Dimana aksi ini merupakan kampanye internasional untuk mendorong upaya-upaya penghapusan kekerasan terhadap perempuan di seluruh dunia mulai dari tanggal 25 November hingga 10 Desember 2023 sekaligus sebagai Hari Internasional Penghapusan Kekerasan terhadap Perempuan yang merupakan Hari Hak Asasi Manusia (HAM) Internasional.
Sementara itu, Asisten Pemerintahan dan Kesejahteraan Rakyat Pemerintah Kota Yogyakarta Yunianto Dwi Sutono mengungkapkan, bukan hanya kekerasan yang diharapkan mengalami penurunan, namun juga sikap dan tindakan diskriminatif kepada perempuan yang harus diperhatikan.
Dengan Peringatan Hari Anti Kekerasan terhadap Perempuan dan Anak harapannya, semua mendukung bersama upaya untuk STOP budaya kekerasan.
Sehingga dapat menciptakan ruang aman bagi perempuan dan seluruh kelompok rentan baik di rumah, sekolah, tempat kerja, dan lingkungan sosial.
Jika terjadi segera untuk melapor kepada pemerintah melalui aplikasi SIKAP yang berada di Jogja Smart Service (JSS) untuk mendapatkan perlindungan dan penanganan yang tepat.
“Saya harap setelah acara ini, kita dapat benar-benar berkomitmen untuk melindungi segenap Perempuan Kota Yogyakarta dari segala bentuk kekerasan, demi mewujudkan Kota Yogyakarta sebagai kota layak huni, aman, nyaman, dan berperspektif keadilan gender,”ungkapnya.
Salah satu warga Wirobrajan yang juga merupakan Ketua Pokja 1 TP PKK Kota Yogyakarta Wuri Astuti mengungkapkan, perempuan harus diberdayakan namun lelaki juga harus memiliki wawasan yang cukup. Sehingga harapannya, kegiatan ini menghadirkan para laki-laki diharapkan dapat memperlakukan perempuan dengan adil.

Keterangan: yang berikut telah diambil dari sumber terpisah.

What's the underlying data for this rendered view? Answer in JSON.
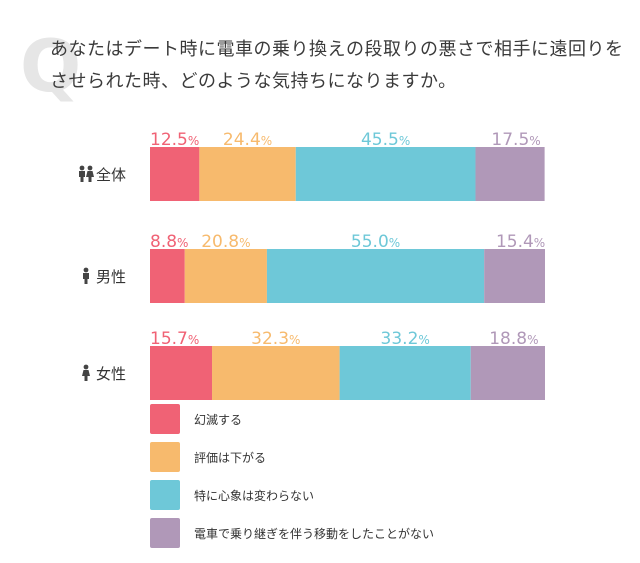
{
  "question": {
    "mark": "Q",
    "text": "あなたはデート時に電車の乗り換えの段取りの悪さで相手に遠回りをさせられた時、どのような気持ちになりますか。"
  },
  "colors": {
    "text": "#3a3a3a",
    "series": [
      "#f06275",
      "#f7ba6d",
      "#6ec8d8",
      "#b098b8"
    ]
  },
  "chart_data": {
    "type": "bar",
    "stacked": "horizontal-100%",
    "categories": [
      "全体",
      "男性",
      "女性"
    ],
    "category_icons": [
      "people-icon",
      "man-icon",
      "woman-icon"
    ],
    "value_suffix": "%",
    "series": [
      {
        "name": "幻滅する",
        "values": [
          12.5,
          8.8,
          15.7
        ]
      },
      {
        "name": "評価は下がる",
        "values": [
          24.4,
          20.8,
          32.3
        ]
      },
      {
        "name": "特に心象は変わらない",
        "values": [
          45.5,
          55.0,
          33.2
        ]
      },
      {
        "name": "電車で乗り継ぎを伴う移動をしたことがない",
        "values": [
          17.5,
          15.4,
          18.8
        ]
      }
    ],
    "legend_position": "bottom-left"
  }
}
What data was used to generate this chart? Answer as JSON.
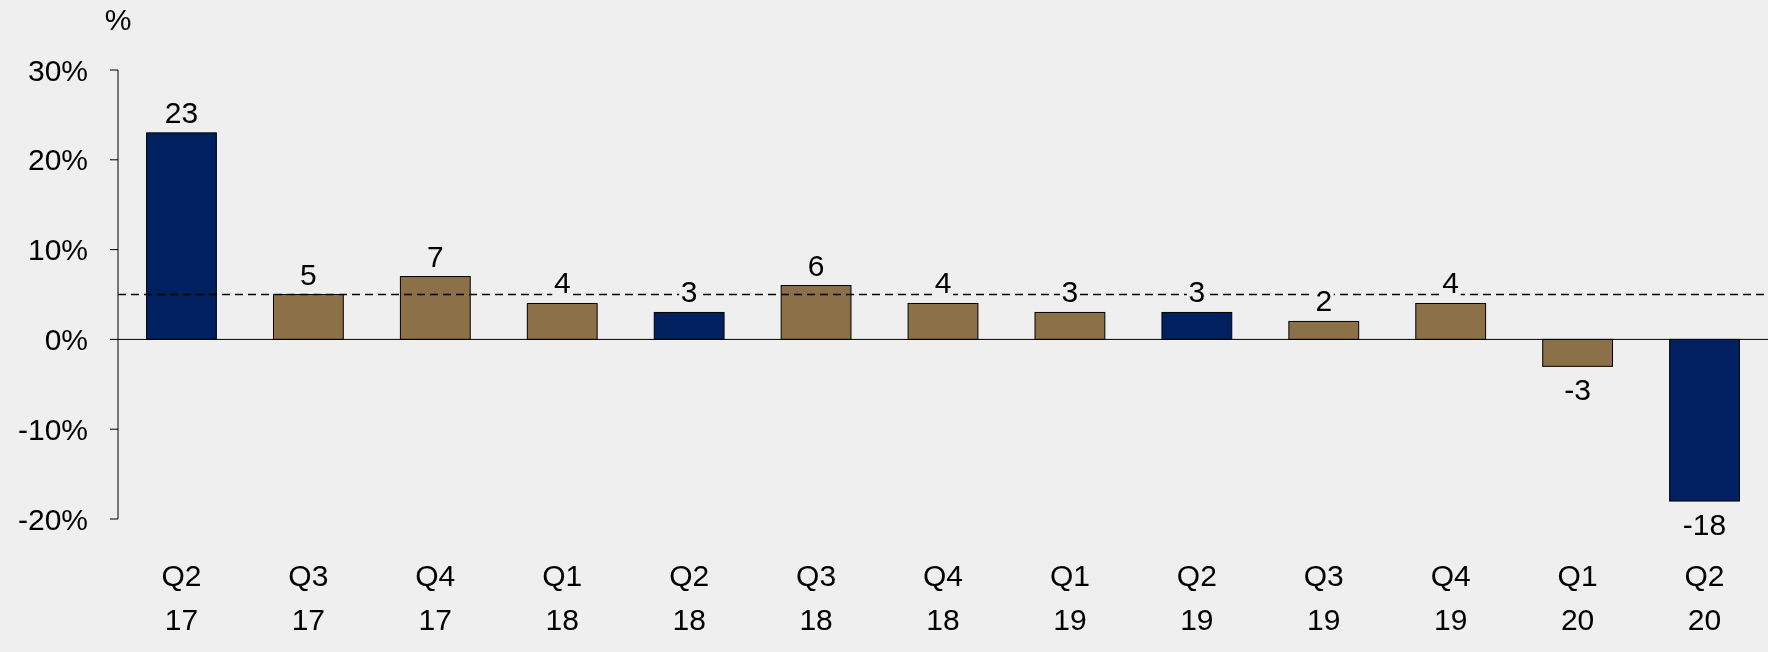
{
  "chart_data": {
    "type": "bar",
    "ylabel": "%",
    "categories": [
      "Q2\n17",
      "Q3\n17",
      "Q4\n17",
      "Q1\n18",
      "Q2\n18",
      "Q3\n18",
      "Q4\n18",
      "Q1\n19",
      "Q2\n19",
      "Q3\n19",
      "Q4\n19",
      "Q1\n20",
      "Q2\n20"
    ],
    "values": [
      23,
      5,
      7,
      4,
      3,
      6,
      4,
      3,
      3,
      2,
      4,
      -3,
      -18
    ],
    "colors": [
      "#002060",
      "#8b7048",
      "#8b7048",
      "#8b7048",
      "#002060",
      "#8b7048",
      "#8b7048",
      "#8b7048",
      "#002060",
      "#8b7048",
      "#8b7048",
      "#8b7048",
      "#002060"
    ],
    "ylim": [
      -20,
      30
    ],
    "yticks": [
      {
        "value": -20,
        "label": "-20%"
      },
      {
        "value": -10,
        "label": "-10%"
      },
      {
        "value": 0,
        "label": "0%"
      },
      {
        "value": 10,
        "label": "10%"
      },
      {
        "value": 20,
        "label": "20%"
      },
      {
        "value": 30,
        "label": "30%"
      }
    ],
    "data_labels": true,
    "ref_lines": [
      {
        "axis": "y",
        "value": 5,
        "line_style": "dashed",
        "color": "#000000"
      }
    ]
  }
}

“Saya senang hari ini banyak laki-laki yang hadir. Sehingga seminar ini juga dipahami oleh laki-laki. Dimana korban kekerasan kebanyakan dari perempuan, dan pelakunya adalah laki-laki. Semoga momen seperti ini bisa dilakukan banyak pihak,”ujarnya.
Pihaknya mengaku, di wilayahnya masih tinggi tindakan kekerasan pada perempuan dan anak. Ia berharap, upaya penurunan kekerasan tidak hanya dilakukan oleh pemerintah saja tetapi seluruh masyarakat.
“Stop kekerasan, mari bersama-sama membangun iklim yang kondusif untuk proses tumbuh kembang generasi kita yang harus kita perjuangkan ini. Tugas kita bersama semoga ke depannya banyak pihak yang bisa mendukung untuk menurunkan angka kekerasan pada perempuan dan anak,”jelasnya. (Hes)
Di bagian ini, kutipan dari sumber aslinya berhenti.